これらを達成するため、バイトダンスはPICOに対して大量の経営資源を投入して支援した。その結果、PICOの従業員数は買収前の300人から2022年9月時点で2000人に急増。マーケティングに関しては、TikTokの中国版の「抖音(ドゥイン)」でVRコンテンツを使ったライブコマースを積極展開したほか、VRゴーグルやコンテンツを実際に試せる体験型ショップを各地に開設した。
にもかかわらず、PICOのVRゴーグルの実売台数は目標に遠く及ばなかった。

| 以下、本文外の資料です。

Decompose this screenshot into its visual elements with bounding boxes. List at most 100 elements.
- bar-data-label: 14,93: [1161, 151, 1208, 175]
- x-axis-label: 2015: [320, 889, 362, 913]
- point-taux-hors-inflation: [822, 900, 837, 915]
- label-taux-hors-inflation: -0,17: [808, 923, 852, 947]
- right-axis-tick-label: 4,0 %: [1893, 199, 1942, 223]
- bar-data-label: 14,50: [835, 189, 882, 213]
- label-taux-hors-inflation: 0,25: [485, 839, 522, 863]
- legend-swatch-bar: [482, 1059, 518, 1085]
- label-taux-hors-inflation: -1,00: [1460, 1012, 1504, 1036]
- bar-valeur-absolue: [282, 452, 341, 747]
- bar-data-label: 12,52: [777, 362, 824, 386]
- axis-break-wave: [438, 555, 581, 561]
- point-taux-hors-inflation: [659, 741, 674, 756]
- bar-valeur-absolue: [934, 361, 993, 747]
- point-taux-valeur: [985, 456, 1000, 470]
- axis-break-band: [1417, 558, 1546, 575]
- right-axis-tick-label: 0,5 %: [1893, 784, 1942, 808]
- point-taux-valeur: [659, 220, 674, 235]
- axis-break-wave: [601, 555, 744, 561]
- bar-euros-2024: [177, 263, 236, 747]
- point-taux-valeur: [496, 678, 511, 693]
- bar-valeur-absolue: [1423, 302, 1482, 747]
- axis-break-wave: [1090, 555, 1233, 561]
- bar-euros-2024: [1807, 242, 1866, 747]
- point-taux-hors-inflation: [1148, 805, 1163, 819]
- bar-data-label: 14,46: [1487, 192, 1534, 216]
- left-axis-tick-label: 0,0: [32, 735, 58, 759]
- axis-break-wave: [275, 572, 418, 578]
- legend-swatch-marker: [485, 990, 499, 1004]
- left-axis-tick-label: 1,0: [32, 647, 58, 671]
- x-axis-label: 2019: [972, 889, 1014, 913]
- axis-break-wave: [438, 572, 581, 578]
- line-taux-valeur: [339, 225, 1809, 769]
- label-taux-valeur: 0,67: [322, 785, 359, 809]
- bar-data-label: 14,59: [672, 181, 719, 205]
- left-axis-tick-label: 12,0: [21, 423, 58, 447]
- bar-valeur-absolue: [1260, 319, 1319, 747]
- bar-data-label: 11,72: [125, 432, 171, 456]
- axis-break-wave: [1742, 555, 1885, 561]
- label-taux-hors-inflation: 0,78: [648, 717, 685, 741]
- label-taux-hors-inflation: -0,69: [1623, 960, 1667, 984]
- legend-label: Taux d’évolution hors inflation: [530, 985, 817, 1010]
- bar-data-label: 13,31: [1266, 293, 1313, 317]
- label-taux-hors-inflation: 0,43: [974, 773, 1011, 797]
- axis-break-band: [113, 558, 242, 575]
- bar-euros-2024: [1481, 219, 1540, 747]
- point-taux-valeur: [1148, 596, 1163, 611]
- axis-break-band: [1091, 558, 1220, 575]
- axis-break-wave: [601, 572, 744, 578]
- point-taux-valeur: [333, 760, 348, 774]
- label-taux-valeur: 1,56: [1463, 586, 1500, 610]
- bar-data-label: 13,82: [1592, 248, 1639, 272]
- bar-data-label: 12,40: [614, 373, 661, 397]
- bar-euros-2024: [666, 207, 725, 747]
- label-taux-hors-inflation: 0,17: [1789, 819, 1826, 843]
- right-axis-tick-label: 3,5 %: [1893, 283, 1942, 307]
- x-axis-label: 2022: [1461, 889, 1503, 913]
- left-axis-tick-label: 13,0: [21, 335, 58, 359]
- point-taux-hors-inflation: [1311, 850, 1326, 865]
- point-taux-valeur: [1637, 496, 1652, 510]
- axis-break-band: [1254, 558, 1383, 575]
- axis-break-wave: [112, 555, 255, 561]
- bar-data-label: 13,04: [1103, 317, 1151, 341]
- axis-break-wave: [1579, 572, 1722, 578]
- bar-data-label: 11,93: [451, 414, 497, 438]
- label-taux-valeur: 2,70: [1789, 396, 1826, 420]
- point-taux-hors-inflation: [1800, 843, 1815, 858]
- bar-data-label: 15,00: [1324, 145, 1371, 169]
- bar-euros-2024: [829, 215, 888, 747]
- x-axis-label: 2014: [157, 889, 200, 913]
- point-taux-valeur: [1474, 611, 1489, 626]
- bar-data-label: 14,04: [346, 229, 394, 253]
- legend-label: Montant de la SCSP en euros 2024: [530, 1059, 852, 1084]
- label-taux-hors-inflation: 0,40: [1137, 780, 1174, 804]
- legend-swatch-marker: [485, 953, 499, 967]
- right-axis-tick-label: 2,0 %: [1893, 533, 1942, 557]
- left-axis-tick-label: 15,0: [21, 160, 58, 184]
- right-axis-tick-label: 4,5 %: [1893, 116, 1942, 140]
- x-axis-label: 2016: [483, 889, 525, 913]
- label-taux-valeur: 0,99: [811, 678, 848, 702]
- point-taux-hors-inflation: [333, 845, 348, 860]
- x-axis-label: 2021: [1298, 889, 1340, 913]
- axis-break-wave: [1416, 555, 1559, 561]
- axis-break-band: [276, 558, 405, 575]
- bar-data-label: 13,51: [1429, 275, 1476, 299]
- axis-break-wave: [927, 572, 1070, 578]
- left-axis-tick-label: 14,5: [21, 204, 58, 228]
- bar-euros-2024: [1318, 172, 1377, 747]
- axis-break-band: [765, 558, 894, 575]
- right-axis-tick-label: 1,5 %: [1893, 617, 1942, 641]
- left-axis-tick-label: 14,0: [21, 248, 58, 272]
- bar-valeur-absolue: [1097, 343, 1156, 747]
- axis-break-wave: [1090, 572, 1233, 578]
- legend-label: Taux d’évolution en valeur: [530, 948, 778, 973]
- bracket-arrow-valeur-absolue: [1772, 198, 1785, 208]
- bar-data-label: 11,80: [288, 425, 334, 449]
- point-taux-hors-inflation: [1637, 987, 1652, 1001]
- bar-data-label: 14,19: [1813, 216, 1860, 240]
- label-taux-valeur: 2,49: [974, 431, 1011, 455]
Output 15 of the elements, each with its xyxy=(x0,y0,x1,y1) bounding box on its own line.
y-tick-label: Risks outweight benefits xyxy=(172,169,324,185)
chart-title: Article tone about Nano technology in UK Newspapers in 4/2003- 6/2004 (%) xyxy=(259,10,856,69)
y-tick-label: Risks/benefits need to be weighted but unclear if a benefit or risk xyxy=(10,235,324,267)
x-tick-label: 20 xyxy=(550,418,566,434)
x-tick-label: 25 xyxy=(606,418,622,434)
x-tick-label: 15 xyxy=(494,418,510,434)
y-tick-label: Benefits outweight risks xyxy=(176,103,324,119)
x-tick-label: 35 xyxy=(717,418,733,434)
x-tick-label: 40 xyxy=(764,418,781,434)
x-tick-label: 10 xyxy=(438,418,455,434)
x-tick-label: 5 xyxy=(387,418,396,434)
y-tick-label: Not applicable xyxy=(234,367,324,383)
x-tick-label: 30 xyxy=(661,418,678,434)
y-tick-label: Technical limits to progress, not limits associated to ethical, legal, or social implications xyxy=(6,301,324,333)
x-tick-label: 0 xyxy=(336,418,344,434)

ネット上で巨大なトラフィックを動員できるバイトダンスをもってしても、リアルな商売で成功できるとは限らないことが立証された格好だ。
長年のボトルネック解消せず
市場調査会社のIDCのデータによれば、中国市場における2023年上半期(1〜6月)のVRデバイス販売台数(出荷ベース)は約26万台と前年同期の半数以下に落ち込んだ。PICOはその間に約15万台を販売して6割近いトップシェアを獲得したものの、市場縮小の影響は避けられない。

中国のVR業界は過去に複数回の投資ブームを経験したが、長年のボトルネックがいまだに克服されていない。コンシューマー向けVR機器の価格の高さ、利用可能なコンテンツの少なさ、得られる体験と(VR酔いなどの)快適性のアンバランスなどだ。そのため効果的な用途が限定され、VRの商業的ポテンシャルが発揮されない状態が続いている。